Desde la antigua Grecia se conocen nombres de autores cuyo recuerdo no se ha borrado. No eran mansas ovejas: usaban la diatriba cuando querían criticar implacablemente la mala conducta del prójimo. Florecieron más tarde en Roma con el mismo propósito de ridiculizar los vicios humanos.
Entre el aplauso del público y el rechazo de los afectados, este es un género que ha vivido en prácticamente todas las sociedades, incluso las más recatadas. Como gozan de un amplio favor popular, casi no hay manera de defenderse.
En Chile el más reciente episodio tuvo un gran eco.

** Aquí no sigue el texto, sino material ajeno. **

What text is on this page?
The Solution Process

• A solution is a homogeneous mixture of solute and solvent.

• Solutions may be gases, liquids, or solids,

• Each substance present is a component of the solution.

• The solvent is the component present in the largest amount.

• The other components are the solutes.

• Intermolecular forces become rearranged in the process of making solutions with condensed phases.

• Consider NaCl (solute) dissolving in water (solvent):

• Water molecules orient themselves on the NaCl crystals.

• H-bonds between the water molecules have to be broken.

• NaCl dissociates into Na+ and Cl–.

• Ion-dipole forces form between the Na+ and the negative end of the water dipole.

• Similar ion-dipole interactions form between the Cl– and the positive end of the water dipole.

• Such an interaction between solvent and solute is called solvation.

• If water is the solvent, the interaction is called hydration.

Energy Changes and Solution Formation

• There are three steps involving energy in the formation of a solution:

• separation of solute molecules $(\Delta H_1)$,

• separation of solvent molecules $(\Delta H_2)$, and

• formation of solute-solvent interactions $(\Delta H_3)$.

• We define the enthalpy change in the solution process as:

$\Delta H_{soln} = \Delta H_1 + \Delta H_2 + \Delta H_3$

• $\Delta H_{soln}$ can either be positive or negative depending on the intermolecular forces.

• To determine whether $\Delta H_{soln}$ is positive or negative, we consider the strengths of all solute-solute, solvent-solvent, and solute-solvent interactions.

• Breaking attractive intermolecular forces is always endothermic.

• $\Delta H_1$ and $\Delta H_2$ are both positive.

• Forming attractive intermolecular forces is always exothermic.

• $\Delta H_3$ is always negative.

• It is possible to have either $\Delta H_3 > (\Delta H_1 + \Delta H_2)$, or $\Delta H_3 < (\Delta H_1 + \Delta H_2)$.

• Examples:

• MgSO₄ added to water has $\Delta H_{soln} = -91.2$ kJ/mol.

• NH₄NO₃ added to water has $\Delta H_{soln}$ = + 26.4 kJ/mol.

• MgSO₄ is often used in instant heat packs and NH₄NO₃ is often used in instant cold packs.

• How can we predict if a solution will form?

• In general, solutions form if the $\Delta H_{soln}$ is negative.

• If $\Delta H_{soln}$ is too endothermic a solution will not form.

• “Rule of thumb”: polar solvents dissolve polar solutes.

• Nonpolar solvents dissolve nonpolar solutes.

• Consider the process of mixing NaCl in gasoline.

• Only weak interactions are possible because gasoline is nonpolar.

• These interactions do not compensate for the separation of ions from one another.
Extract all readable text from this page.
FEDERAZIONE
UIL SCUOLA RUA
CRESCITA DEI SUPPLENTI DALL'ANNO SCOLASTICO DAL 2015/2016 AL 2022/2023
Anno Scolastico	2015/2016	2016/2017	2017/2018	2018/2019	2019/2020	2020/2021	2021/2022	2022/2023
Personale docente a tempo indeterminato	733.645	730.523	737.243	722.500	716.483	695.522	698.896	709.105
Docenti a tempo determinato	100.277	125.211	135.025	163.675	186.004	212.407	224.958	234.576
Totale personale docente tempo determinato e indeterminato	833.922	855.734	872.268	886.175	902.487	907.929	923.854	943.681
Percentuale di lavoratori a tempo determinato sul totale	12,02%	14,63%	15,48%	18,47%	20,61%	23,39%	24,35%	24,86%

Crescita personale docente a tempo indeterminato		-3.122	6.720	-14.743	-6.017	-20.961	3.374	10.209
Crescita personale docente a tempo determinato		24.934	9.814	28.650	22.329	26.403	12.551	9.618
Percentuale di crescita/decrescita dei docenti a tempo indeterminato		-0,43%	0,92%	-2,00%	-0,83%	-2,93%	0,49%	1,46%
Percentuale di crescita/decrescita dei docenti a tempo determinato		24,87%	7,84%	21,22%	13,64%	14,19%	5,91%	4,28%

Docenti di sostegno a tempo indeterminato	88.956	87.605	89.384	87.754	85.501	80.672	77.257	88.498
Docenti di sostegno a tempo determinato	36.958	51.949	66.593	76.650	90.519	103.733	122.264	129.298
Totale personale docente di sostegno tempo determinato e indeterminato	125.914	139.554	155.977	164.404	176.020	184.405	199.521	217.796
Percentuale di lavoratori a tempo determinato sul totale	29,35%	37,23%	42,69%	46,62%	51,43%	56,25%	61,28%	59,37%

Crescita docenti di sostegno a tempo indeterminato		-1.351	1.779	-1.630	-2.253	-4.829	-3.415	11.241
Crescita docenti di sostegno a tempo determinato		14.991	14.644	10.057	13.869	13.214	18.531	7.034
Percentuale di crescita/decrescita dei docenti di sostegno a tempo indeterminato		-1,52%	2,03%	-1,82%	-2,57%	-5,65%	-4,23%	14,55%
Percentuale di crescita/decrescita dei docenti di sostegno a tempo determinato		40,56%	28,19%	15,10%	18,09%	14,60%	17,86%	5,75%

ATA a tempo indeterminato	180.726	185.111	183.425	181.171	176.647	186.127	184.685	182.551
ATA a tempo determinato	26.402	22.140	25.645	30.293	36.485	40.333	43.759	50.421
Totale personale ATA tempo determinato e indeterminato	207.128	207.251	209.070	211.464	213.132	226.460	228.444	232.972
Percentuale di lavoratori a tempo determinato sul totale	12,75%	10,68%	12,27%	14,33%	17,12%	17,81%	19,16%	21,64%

En un mensaje público, el Ejército protestó contra un programa de sátira en la televisión. En rápida escalada, se sumaron la Fuerza Aérea, la Marina y el ministro de Defensa.
En una espontánea reacción, medios y periodistas expresaron de inmediato su malestar. Un grupo de 250 profesionales de la comunicación fue más allá y optó por acudir a Pedro Vaca Villarreal en su calidad de Relator Especial para la Libertad de Expresión de la Comisión Interamericana de Derechos Humanos.
Hicieron “un llamado a la Comisión Interamericana de Derechos Humanos, a través de la Relatoría para la Libertad de Expresión, para que tenga a bien realizar una visita in loco a nuestro país, y en subsidio, que requiera del Estado información sobre los hechos denunciados y las medidas que adoptará para reestablecer el pleno ejercicio del derecho a la libertad de expresión”.
Cualquiera sea la suerte de esta petición, tras ella hay un tema de fondo: ¿tiene límites la libertad de expresión? ¿Cuáles son?
La respuesta es que sí. Todo, libertades incluidas, tiene un límite. Y, aunque el debate es largo y complejo, no cabe duda, por ejemplo, de que uno no se puede hacer mofa de los defectos personales de nadie. Tal vez antes se aceptaba, pero en la medida que ha crecido la conciencia de los derechos humanos, se hace evidente que no corresponde reírse de alguien que es diferente cualquiera sea su eventual o presunto defecto, físico o síquico.
La esencia de los Derechos Humanos reside en el pleno respeto de la dignidad de las personas. Pero, claro, no ocurre lo mismo con las instituciones. Menos cuando se suben a un pedestal y se declaran intocables.